Sorprendido, tratando de no sonar frustrante ni lastimero, contesté.

—Nunca me hablaste de eso. ¿Dónde es Jurere?

Sonrió sin correr la mirada del humo mientras afirmaba con las dos manos la taza que estaba apoyada en su inerte entrepierna.

—En Brasil. Me extraña que la persona con mayores conocimientos de geografía que conocí en mi vida no sepa dónde es una de las playas más hermosas.

—Ignoro la geografía de Brasil.

—Sería más coherente que ignores la geografía de Europa del Este que la de un país limítrofe.

En otro momento le hubiese dicho que lo coherente sólo limita la fuerza de la imaginación, que en lo coherente se esconden los mandatos y que la gente más brillante tiene como cualidad no aferrarse a lo coherente, pero no era momento para discusiones de interpretación o filosóficas, por lo tanto opté por la paz.

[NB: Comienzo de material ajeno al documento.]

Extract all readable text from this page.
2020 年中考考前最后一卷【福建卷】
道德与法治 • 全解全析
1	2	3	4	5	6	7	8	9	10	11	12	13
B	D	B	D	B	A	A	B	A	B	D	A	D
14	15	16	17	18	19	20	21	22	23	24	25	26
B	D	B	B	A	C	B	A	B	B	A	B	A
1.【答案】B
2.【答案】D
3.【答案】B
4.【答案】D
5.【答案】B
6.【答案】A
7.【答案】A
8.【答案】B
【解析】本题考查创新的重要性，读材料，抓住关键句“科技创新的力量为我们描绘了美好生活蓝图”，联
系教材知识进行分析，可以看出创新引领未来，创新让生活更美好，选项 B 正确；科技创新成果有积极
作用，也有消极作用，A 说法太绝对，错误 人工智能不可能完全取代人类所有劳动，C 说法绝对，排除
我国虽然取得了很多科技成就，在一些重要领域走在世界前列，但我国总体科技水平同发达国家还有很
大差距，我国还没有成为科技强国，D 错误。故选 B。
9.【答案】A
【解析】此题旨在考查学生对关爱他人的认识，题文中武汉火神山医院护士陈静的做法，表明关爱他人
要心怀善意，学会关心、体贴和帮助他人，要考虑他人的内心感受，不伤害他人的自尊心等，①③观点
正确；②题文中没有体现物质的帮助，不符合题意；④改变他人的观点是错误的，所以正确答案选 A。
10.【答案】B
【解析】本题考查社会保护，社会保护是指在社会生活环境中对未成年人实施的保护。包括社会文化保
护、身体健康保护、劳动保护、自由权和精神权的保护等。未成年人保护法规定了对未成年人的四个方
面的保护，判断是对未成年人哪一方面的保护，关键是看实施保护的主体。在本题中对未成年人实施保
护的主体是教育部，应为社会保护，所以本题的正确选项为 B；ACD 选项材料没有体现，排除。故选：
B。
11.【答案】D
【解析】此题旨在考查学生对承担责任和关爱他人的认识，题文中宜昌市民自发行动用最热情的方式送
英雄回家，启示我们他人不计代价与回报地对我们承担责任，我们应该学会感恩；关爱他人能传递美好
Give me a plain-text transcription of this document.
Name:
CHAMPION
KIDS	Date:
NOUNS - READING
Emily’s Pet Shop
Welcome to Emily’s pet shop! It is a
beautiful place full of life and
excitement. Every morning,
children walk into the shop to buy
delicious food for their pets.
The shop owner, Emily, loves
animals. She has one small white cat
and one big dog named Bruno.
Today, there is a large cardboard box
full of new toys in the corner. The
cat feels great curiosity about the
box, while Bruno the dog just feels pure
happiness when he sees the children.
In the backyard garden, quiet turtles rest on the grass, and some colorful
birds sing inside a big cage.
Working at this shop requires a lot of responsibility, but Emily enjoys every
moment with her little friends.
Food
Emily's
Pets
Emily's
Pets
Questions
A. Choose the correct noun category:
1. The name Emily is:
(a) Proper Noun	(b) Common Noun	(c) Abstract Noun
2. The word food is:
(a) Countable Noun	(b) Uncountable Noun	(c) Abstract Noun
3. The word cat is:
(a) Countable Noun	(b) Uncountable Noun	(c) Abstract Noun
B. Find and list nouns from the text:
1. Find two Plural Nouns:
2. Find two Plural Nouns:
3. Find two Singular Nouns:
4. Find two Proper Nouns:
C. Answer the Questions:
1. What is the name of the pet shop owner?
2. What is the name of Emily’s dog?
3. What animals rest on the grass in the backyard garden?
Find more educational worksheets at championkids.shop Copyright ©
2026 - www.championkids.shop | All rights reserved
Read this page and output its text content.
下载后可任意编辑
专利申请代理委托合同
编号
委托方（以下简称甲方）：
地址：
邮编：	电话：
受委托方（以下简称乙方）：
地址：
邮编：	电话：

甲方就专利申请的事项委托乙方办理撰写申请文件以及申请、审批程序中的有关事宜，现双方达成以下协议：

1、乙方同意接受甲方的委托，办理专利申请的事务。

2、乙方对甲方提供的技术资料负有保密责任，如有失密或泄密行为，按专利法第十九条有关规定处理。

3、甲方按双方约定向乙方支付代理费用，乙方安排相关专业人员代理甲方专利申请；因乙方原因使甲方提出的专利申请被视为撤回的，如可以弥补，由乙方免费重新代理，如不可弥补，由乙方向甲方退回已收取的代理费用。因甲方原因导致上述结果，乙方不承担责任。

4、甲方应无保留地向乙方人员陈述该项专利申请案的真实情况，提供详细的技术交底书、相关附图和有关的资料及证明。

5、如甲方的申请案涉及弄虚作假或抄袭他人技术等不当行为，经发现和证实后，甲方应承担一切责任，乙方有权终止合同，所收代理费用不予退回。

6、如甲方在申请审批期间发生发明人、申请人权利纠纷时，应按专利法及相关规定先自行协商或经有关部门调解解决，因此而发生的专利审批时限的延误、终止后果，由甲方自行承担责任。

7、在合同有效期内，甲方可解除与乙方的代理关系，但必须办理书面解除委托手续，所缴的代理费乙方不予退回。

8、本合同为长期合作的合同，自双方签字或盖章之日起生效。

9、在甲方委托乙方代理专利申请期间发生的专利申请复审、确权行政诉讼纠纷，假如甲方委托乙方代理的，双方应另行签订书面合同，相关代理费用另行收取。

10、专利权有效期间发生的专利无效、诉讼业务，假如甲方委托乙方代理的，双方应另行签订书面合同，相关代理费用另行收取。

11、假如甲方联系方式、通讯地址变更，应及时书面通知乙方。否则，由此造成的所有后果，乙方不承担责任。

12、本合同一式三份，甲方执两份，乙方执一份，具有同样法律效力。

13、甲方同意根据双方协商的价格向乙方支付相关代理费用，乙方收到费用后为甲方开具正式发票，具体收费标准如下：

—Sí, realmente, pero no puedo elegir qué me interesa y qué no. ¿Por qué decías que no vas a poder ir?

—Porque estoy postrada en una cama. Sin razón aparente, desconcertando a los médicos, arrastrándote a cuidarme de por vida con lástima, pesándote como una roca atada al cuello, viendo cómo tu mirada se tiñe a cada instante de desgracia, viendo cómo tus ojos desean mi cuerpo que parece muerto pero no se descompone ni tiene gusanos, notando cómo la pena te comienza a carcomer violentamente debatiéndote entre vivir con la culpa de abandonarme o vivir con la culpa de no hacerlo. Muerta en vida.

No supe qué contestar, sólo atiné a abrazarla y mentirle profundamente.

—Voy a estar a tu lado, las circunstancias no cambian lo que siento por vos.

Casi al unísono mi mente pensaba; deseo correr y escaparme de este infierno, yo que puedo hacerlo, pero un sentimiento extraño —odiosos sentimientos— me ata a tu desdicha y la siento como mía.

Caminé entre la oscuridad y el silencio y me senté a escribir. Eugenia quedó sola tomando el té, tal vez dos gotas de veneno la duerman sin dolor y a mí me saquen del problema pero no puedo hacerle eso a una mujer que todavía amo.